Wenn man ein Teleskop unter der Erde baut, braucht man geologische Bedingungen, die wirklich perfekt dafür geeignet sind. Wenn es tatsächlich möglich ist, dass man das Einstein-Teleskop Land in Sachsen aufbauen kann, dann bringen wir damit auch die Sachsen oder auch Lausitz in der internationalen Wissenschaftswelt ganz nach vorn.

Prof. Dr. Christian Stegmann, DESY

Was ist das Einstein-Teleskop?

Das Einstein-Teleskop kann man sich wie ein riesiges Dreieck mit zehn Kilometer langen Schenkeln vorstellen. Auf dieser Fläche misst es Signale aus dem All. Diese verändern sich durch die Verformung des Raumes und das auf einer Fläche von einem Tausendstel eines Protonendurchmessers, also des Durchmessers eines Wasserstoffkerns.

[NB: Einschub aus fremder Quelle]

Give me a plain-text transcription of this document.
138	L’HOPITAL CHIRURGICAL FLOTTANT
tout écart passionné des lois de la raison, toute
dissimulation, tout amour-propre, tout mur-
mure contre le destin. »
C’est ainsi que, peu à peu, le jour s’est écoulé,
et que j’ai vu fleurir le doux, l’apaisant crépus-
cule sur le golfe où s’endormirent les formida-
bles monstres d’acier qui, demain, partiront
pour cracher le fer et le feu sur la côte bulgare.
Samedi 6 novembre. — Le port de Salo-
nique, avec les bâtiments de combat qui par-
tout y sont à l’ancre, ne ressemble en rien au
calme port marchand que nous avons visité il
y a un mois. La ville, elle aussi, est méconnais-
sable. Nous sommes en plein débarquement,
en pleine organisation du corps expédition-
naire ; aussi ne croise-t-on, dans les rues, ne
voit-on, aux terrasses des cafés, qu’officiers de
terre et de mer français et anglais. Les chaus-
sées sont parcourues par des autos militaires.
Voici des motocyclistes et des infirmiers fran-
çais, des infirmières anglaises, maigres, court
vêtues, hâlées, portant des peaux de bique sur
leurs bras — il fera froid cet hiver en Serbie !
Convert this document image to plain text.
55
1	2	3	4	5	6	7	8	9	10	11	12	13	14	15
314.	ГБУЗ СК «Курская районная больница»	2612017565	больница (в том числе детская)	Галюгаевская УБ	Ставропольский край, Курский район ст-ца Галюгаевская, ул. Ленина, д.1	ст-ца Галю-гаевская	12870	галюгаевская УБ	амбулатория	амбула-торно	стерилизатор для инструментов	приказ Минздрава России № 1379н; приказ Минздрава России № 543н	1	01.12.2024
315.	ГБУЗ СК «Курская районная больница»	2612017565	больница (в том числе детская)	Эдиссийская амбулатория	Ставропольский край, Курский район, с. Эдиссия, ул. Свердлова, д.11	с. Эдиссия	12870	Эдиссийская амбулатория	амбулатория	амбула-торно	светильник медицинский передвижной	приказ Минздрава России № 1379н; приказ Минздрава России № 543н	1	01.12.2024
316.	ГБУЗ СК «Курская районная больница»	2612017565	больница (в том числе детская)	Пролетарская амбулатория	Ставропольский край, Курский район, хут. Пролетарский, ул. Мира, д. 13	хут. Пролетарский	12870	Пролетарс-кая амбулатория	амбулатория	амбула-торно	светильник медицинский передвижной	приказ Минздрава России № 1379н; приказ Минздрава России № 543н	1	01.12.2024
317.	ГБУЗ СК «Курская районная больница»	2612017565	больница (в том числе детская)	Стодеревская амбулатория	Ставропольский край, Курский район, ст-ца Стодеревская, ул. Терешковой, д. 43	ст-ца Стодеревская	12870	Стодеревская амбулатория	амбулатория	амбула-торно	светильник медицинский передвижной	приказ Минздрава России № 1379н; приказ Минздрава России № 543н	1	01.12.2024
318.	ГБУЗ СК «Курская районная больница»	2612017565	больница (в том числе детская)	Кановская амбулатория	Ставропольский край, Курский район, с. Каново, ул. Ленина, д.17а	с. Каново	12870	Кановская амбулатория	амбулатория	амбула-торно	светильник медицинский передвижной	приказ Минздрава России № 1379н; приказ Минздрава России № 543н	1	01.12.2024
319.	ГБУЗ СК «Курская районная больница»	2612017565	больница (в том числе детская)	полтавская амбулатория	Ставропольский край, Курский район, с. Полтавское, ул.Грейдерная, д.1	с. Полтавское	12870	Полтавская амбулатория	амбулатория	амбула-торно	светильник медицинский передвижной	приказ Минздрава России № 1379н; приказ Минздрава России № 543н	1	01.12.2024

Das unterirdische Einstein-Teleskop würde sich durch die Gänge schlängeln, in denen erst Kohle abgebaut wurde und künftig vielleicht Signale aus der Zeit direkt nach dem Urknall auffangen. Zurück in die Zukunft hieße es dann also mit Christian Stegmann in der Lausitz. Doch damit nicht genug.

Wir wollen Daten aus aller Welt nach Sachsen bringen. Die Datenmengen sind so groß und müssen so schnell verarbeitet werden, dass dafür neue Technologien entwickelt werden müssen. Es ist ein Technologie-Impuls, den wir in die Region bringen wollen.

Christian Stegmann

Hundert Bewerbungen, zwei Standorte: Ganz schön wenig?

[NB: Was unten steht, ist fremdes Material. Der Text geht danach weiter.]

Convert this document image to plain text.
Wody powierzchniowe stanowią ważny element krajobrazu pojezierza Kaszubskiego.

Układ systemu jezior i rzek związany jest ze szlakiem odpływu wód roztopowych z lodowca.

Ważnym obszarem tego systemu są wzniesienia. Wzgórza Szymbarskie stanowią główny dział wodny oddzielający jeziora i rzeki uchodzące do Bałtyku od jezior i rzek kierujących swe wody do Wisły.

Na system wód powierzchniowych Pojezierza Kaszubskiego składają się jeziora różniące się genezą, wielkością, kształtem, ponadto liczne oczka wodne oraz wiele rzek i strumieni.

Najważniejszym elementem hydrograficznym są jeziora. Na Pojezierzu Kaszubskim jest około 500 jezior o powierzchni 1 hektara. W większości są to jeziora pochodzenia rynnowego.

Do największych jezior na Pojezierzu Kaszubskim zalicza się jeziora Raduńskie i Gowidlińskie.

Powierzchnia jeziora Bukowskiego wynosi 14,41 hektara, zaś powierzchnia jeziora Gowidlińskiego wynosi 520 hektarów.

Doch neben der Bewerbung der Astronomen gibt es noch hundert andere. Sind nur zwei Standorte zu wenig? Sachsens Wissenschaftsminister Sebastian Gemkow schüttelt den Kopf und meint: Ganz im Gegenteil:

Es müssen Visionen sein, die weit in die Zukunft reichen und die letzten Endes natürlich auch den Forschungsstandort Sachsen weiter zur Stärke und zum Glänzen verhelfen.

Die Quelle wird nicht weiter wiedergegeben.